Applying Data Flow Techniques to Data Base Machines

Recently, data flow languages and architectures have been the subject of much research. Although most projects set out to produce a general-purpose, data flow machine, the primary goal has been to reduce the execution time of large numerical computations. In this article, we describe a different line of research: the application of data flow machine principles towards improving access to large nonnumerical data bases. For the past four years we have researched the problems associated with providing efficient access to relational data bases that are too large to be handled by a single conventional processor. The result of that research is Direct, a multiprocessor multiple instruction stream multiple data stream relational data base machine.1 A prototype of this MIMD machine that supports the relational data base system Ingres2 became operational in June 1980 using a PDP 11/40 and eight PDP 11/23's. All previous data base machines were single instruction stream multiple data stream machines and could thus execute only one data base operation at a time. One consequence of an SIMD design data base machine is that the activities of the processors do not have to be scheduled; during each time unit, all processors execute the same instruction. With an MIMD design, such as Direct, groups of processors can work on different instructions from the same query, from different queries, or both.
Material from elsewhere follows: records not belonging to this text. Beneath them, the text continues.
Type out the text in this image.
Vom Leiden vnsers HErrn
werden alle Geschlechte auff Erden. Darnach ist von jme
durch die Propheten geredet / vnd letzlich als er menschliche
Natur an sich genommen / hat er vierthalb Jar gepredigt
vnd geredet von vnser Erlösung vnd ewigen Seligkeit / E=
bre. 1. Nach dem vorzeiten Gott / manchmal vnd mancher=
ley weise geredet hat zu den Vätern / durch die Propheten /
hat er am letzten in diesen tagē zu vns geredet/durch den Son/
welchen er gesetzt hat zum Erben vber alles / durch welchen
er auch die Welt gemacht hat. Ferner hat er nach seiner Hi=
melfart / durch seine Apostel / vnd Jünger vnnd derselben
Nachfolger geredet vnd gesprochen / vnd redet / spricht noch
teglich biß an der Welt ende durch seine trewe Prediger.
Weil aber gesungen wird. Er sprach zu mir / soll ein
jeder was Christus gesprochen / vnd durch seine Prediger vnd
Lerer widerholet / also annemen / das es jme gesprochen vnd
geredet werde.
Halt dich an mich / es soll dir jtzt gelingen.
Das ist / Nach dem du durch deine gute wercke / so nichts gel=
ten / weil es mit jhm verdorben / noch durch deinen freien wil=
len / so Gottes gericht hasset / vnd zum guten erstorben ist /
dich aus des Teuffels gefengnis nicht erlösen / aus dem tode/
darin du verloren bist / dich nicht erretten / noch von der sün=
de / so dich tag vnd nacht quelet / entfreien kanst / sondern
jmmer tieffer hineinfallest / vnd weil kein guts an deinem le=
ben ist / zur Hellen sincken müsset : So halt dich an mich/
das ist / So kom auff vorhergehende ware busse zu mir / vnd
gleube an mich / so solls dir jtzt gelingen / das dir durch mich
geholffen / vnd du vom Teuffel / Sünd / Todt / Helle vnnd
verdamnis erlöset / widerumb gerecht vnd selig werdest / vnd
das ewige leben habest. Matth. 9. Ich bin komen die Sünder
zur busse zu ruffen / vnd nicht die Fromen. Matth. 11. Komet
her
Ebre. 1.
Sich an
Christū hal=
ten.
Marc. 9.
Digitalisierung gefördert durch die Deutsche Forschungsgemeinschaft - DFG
Therefore, after the design of Direct was completed, alternative processor allocation strategies for MIMD data base machines were explored. The goal of this research was to determine what strategy would allow the greatest number of queries to be executed per time unit. One of the strategies examined was based on data flow machine principles. In this article, we describe some of the results obtained from our experiments with the various strategies,3 in particular, experiences with variations of a strategy based on data flow techniques for processor allocation.